What else can you think of that might help the birds this fall? Please share in the comments below or join the conversation at my Facebook Page.
Esther Miller
Elizabeth, little things DO mean a lot for birds. I’ve been at my son’s now for six weeks, just a couple miles from where we raised him. There used to be many kinds of songbirds in the area, from meadowlarks out in the fields to hummingbirds and house wrens everywhere. The fields are now all houses, their yards cared for by gardening services. Weeds are sprayed, leaves and grass clippings are all picked up, trees and bushes pruned of any stray branches, and there is nowhere for birds to nest and nothing to eat. I hear crows and mourning doves. That’s about it.

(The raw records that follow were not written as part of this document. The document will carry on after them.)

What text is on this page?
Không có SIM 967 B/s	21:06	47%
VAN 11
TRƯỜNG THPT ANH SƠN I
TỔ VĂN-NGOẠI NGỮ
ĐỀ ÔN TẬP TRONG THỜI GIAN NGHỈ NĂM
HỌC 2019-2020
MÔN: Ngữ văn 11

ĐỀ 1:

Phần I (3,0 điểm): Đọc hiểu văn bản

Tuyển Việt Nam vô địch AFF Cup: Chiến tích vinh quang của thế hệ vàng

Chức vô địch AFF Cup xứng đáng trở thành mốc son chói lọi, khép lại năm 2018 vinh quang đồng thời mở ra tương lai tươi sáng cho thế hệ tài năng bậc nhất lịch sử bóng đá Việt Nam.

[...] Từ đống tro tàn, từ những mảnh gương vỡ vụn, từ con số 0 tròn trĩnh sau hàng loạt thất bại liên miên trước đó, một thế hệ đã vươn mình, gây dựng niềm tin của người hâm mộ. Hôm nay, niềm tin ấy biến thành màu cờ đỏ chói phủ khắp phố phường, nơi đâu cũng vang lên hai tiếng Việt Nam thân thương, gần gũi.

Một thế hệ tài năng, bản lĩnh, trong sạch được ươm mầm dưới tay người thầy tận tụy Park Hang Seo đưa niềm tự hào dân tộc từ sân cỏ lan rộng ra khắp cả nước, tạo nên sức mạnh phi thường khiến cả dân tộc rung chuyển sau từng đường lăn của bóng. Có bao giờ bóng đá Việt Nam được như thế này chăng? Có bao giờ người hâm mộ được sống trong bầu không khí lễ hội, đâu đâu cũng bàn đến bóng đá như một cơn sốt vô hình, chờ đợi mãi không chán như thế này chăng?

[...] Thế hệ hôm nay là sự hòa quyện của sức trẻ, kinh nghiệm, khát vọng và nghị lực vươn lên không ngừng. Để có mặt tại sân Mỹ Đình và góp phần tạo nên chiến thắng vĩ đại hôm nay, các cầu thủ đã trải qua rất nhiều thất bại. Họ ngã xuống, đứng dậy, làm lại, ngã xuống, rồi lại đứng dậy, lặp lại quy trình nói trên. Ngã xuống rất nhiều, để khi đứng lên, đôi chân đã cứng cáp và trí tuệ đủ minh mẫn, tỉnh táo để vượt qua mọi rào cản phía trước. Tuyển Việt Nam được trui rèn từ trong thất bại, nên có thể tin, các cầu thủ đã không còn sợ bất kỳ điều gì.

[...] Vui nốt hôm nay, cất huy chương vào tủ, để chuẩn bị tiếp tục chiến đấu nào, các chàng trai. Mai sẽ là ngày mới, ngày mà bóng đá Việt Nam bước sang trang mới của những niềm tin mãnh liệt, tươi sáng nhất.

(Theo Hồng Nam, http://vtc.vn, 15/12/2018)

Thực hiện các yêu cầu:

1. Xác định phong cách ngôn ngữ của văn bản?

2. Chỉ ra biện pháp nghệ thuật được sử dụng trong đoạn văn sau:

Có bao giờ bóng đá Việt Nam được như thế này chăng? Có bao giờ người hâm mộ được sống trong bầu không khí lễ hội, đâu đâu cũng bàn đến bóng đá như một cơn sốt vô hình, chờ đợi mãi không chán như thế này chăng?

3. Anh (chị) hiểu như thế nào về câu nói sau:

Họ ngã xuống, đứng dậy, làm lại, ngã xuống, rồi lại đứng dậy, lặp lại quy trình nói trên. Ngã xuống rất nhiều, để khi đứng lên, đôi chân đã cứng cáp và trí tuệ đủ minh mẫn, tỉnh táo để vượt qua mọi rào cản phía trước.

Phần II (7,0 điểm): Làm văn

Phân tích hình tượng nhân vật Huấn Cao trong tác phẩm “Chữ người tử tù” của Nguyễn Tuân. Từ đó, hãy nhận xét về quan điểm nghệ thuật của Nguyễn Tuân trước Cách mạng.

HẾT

And my grandkids ask why I keep the windows open. They don’t see the apples on the backyard tree, they don’t hear even the mourning doves. When did we decide that we are no longer a part of nature???
Elizabeth Cottrell
Oh, Esther, this breaks my heart, and highlights one of the reasons I’m so passionate about trying to help people strengthen their connection with nature. It nurtures our soul, and we need to keep that alive by teaching our children and grandchildren to be more observant and more appreciative of the natural world all around them. Thank you for your poignant comment!
By the way, we miss you here in the Shenandoah Valley!
Esther Miller
Elizabeth, as fall comes on in the valley, I miss my second favorite season there. Spring, for me, is the best. But fall is so beautiful! And I miss Thursday morning breakfasts more than I care to admit.
Keep up the nature connections and I shall add more of those to my blogs.
Elizabeth Cottrell
I’ll look forward to yours too, Esther!